Worked on many pressure washers, but not sure I understand what you are describing here. "The pump pressurizes without the trigger being pulled". The pump _should_ build up pressure until it reaches the relief pressure point--then the by-pass valve will open to re-circulate water through the pump keeping a constant pressure on the system. When the wand handle is pushed/squeezed/opened, the pressure within the pump will drop, causing the by-pass valve to close and allow all water/pressure to go to the wand. Now--what part of this is going wrong with your unit?


----------



## jclemmojoe (Jun 16, 2011)

Sorry I wasn't able to explain my situation better. The pump doesn't seem to be in by-pass when the trigger is closed. The hose is fully pressurized and becomes very rigid until I pull the trigger. It then seems to go into by-pass as all that comes out of the wand is water flow at hose pressure. As I recall when it was operating properly it would function the exact opposite. Pressure hose would not pressurize until the trigger was pulled/opened. Could the un-loader be stuck?
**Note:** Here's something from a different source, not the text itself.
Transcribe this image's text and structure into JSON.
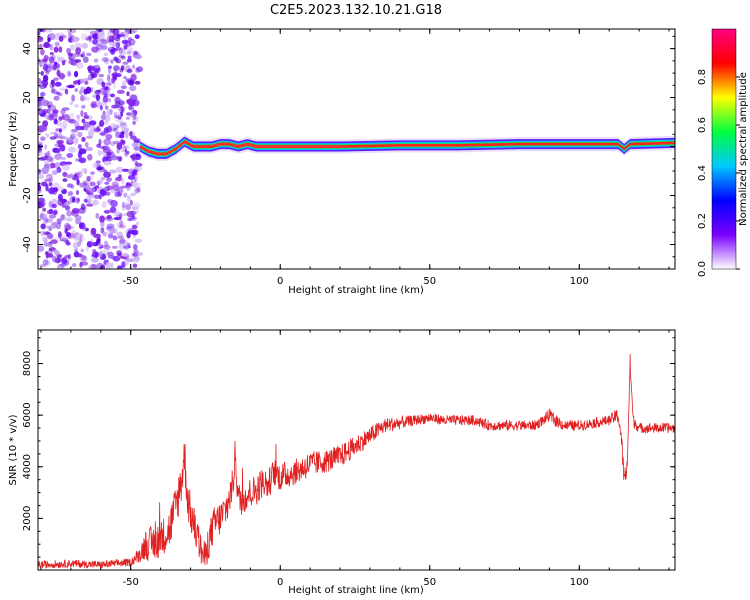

If so why wouldn't I get pressure when I pull the trigger?

Thanks


----------



## jarheadoo7 (Jun 7, 2011)

im still confused..

with the pump running..when you have the trigger depressed the pressure drops to the equivalent of a garden hose..but when you let go of the trigger the pump pressurizes the hose?

when you initially pull the trigger do you get a short blast of pressure then go to garden hose pressure?


----------



## jclemmojoe (Jun 16, 2011)

Yes! If I do get a surge it is almost undetectable.

Thanks


----------